INFOLADISHA – Pemerintah Kabupaten Bogor mulai melibatkan akademisi dari Institut Teknologi Bandung dan Institut Pertanian Bogor untuk mengkaji persoalan pertambangan yang selama ini menjadi sorotan di wilayah Bumi Tegar Beriman.
Wakil Bupati Bogor Ade Ruhandi atau Jaro Ade mengatakan, keterlibatan kalangan akademisi dibutuhkan untuk mencari solusi konkret terhadap aktivitas tambang yang selama ini dinilai kompleks dan menyentuh banyak kepentingan.
“Maka kami dukung sepenuhnya hal itu, yang melibatkan para akademisi ITB dan IPB,” kata Jaro Ade kepada wartawan, Rabu 13 Mei 2026.
Menurutnya, persoalan tambang di Kabupaten Bogor tidak bisa dilihat dari satu sisi saja.
Aktivitas pertambangan menyangkut ekonomi warga yang menggantungkan hidup di sektor tersebut, namun di sisi lain juga berdampak pada kondisi lingkungan dan infrastruktur wilayah.
Baca Juga: Jalur Puncak Dipenuhi PKL Lagi, PHRI Kritik Penertiban Tanpa Tempat Relokasi
Karena itu, Pemkab Bogor tengah mencari formulasi agar kepentingan ekonomi dan keberlanjutan lingkungan bisa berjalan beriringan tanpa saling merugikan.

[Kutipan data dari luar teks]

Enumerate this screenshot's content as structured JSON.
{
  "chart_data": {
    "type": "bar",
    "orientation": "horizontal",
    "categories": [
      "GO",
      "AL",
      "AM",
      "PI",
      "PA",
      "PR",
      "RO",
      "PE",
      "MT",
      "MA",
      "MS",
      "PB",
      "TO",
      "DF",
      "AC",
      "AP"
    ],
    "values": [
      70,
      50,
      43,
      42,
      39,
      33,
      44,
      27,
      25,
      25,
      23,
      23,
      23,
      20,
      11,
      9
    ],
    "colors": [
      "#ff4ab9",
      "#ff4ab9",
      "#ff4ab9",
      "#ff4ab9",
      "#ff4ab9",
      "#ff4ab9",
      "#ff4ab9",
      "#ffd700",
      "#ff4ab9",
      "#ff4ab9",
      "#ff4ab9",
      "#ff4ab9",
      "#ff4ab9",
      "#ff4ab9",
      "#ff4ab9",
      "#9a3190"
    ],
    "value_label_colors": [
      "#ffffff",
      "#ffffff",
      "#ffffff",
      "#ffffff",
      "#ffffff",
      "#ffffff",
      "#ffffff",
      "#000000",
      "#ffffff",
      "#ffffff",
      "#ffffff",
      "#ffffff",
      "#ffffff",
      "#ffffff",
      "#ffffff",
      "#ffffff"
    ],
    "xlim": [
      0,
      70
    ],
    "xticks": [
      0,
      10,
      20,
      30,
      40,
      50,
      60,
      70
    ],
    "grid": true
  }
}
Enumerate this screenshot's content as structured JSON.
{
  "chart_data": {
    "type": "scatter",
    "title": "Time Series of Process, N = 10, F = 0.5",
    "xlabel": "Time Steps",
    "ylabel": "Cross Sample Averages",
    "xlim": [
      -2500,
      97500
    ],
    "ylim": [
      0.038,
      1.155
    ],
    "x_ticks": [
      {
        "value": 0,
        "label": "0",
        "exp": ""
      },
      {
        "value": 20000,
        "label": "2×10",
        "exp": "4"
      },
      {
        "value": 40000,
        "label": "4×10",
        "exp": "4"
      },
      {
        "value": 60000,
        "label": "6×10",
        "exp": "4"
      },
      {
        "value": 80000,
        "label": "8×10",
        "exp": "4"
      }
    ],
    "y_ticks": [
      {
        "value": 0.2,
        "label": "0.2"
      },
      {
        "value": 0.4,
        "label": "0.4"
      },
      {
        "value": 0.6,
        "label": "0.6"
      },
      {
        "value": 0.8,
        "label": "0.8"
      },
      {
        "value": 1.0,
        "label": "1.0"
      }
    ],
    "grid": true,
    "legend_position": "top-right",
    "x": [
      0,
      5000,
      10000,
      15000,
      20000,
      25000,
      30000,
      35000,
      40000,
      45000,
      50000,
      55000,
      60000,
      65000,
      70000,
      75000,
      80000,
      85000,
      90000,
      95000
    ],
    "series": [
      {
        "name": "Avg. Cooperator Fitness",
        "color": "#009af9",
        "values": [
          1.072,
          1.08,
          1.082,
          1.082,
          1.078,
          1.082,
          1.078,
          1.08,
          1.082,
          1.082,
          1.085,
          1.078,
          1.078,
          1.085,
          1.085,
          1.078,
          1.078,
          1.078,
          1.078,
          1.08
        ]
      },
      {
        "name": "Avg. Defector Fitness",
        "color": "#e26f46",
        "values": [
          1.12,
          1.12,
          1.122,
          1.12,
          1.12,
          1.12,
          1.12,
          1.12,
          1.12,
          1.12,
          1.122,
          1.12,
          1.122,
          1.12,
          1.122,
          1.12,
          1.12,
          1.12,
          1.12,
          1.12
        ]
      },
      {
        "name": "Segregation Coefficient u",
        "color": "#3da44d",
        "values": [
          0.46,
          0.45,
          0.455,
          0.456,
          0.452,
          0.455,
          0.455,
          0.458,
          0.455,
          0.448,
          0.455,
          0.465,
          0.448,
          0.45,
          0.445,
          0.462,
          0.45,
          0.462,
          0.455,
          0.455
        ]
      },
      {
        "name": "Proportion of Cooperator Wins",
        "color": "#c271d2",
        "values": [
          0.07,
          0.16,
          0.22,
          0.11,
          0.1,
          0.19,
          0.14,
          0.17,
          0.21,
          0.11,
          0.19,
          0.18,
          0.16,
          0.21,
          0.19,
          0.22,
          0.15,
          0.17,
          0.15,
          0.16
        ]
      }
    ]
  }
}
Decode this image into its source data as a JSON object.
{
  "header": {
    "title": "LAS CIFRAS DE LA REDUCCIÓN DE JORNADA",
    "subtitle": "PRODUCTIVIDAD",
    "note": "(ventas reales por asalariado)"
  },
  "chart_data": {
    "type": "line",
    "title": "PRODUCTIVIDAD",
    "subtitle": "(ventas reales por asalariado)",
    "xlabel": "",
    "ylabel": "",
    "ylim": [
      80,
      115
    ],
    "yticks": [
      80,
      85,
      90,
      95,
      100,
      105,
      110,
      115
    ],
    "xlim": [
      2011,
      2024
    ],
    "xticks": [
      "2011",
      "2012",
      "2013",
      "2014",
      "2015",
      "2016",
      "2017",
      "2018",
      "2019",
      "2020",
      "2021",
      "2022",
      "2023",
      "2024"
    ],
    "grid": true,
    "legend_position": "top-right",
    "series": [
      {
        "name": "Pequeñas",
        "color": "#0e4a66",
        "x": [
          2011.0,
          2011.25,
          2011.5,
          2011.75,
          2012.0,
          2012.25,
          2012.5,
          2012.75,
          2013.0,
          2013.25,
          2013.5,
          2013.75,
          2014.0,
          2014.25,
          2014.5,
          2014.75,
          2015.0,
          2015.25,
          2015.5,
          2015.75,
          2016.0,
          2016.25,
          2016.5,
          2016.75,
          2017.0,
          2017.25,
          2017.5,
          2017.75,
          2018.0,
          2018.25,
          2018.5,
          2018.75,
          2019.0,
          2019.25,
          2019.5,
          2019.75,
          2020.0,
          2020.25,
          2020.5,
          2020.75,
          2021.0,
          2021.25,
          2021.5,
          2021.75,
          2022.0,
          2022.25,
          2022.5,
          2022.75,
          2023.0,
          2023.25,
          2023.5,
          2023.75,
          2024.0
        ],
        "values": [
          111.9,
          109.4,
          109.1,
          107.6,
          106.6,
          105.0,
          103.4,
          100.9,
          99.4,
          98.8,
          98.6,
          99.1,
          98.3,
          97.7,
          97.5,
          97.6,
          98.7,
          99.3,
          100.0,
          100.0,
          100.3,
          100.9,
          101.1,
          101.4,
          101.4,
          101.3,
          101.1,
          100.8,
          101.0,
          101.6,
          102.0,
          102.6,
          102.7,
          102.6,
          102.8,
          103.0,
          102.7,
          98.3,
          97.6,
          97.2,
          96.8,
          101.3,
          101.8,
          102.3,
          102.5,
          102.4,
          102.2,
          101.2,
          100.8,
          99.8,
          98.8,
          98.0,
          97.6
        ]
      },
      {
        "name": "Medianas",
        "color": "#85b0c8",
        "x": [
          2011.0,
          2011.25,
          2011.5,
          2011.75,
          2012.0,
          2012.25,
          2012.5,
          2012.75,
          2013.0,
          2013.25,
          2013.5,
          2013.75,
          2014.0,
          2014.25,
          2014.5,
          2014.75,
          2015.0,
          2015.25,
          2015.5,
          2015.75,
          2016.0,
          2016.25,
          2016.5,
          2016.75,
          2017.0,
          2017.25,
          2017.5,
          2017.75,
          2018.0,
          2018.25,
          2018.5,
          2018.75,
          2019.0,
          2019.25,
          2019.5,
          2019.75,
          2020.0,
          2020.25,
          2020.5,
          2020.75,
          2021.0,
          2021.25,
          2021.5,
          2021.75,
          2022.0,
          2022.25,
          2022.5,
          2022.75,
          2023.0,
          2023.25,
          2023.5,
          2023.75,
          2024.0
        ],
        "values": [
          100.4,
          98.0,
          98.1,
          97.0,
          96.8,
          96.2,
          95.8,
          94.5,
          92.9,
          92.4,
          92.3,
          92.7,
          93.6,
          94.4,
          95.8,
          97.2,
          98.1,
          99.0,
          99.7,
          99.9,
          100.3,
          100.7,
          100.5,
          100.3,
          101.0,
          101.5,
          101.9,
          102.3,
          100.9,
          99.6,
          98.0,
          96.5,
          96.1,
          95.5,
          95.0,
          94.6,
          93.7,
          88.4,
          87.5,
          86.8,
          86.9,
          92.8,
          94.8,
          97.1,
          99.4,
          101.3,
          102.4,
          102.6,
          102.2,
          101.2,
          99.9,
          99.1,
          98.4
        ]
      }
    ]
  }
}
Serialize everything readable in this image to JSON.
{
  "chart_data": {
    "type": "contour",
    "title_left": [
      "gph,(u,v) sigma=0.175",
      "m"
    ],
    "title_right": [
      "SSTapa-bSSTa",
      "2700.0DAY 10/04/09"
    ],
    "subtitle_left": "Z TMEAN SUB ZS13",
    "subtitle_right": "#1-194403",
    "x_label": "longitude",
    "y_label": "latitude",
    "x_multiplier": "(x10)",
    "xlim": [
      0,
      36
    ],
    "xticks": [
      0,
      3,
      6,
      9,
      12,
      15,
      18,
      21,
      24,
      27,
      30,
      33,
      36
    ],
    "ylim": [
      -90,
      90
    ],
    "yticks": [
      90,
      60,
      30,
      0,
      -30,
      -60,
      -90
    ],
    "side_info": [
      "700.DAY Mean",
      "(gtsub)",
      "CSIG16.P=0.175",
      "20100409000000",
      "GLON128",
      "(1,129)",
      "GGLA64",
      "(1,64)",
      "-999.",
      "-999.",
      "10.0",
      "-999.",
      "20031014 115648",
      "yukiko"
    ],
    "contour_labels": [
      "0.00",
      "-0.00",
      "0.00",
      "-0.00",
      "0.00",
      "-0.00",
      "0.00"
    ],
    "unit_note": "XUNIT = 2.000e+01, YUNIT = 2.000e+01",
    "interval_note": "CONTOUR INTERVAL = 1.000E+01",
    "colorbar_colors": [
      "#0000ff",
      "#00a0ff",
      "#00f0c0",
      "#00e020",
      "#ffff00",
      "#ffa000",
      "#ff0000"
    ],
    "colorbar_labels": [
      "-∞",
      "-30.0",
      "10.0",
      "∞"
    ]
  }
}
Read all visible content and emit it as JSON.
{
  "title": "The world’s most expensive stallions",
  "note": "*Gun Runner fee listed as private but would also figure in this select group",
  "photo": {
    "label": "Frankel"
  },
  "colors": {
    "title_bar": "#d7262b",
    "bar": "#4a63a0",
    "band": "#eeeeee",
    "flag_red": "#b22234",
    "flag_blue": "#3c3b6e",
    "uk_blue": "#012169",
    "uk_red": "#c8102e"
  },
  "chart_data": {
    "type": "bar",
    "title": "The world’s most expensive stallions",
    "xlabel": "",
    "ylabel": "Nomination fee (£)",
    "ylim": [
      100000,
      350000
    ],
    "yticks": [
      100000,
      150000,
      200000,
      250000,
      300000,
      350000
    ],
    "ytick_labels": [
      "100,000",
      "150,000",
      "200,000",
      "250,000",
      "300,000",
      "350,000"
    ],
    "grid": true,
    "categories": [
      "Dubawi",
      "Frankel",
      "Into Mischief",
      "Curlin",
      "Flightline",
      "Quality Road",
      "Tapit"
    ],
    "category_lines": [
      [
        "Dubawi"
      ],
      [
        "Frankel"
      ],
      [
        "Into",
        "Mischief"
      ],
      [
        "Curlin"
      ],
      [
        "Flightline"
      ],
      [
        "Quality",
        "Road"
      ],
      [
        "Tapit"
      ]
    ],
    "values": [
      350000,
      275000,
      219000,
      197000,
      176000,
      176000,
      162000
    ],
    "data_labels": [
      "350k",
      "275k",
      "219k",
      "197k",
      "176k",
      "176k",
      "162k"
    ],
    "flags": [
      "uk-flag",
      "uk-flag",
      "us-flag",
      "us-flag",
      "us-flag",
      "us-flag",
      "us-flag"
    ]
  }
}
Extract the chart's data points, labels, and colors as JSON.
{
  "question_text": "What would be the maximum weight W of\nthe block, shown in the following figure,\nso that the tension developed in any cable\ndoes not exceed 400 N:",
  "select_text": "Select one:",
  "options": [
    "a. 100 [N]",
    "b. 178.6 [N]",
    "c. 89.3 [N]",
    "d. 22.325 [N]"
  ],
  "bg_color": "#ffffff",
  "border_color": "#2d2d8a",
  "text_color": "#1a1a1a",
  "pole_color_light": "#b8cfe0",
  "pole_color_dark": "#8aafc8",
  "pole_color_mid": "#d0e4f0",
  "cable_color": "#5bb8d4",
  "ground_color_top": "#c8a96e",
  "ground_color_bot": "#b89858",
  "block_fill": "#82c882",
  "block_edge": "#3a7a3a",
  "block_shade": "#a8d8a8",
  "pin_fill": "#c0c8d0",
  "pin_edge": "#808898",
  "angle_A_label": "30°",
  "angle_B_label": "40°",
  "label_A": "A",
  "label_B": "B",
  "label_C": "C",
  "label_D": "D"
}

Salah satu langkah yang disiapkan yakni pembangunan jalan khusus tambang.
Untuk mendukung proyek tersebut, Pemkab Bogor telah menyiapkan anggaran sekitar Rp100 miliar untuk pembebasan lahan.
Pemerintah daerah juga membuka peluang kolaborasi dengan para pengusaha agar kebutuhan lahan bisa dibantu melalui skema hibah.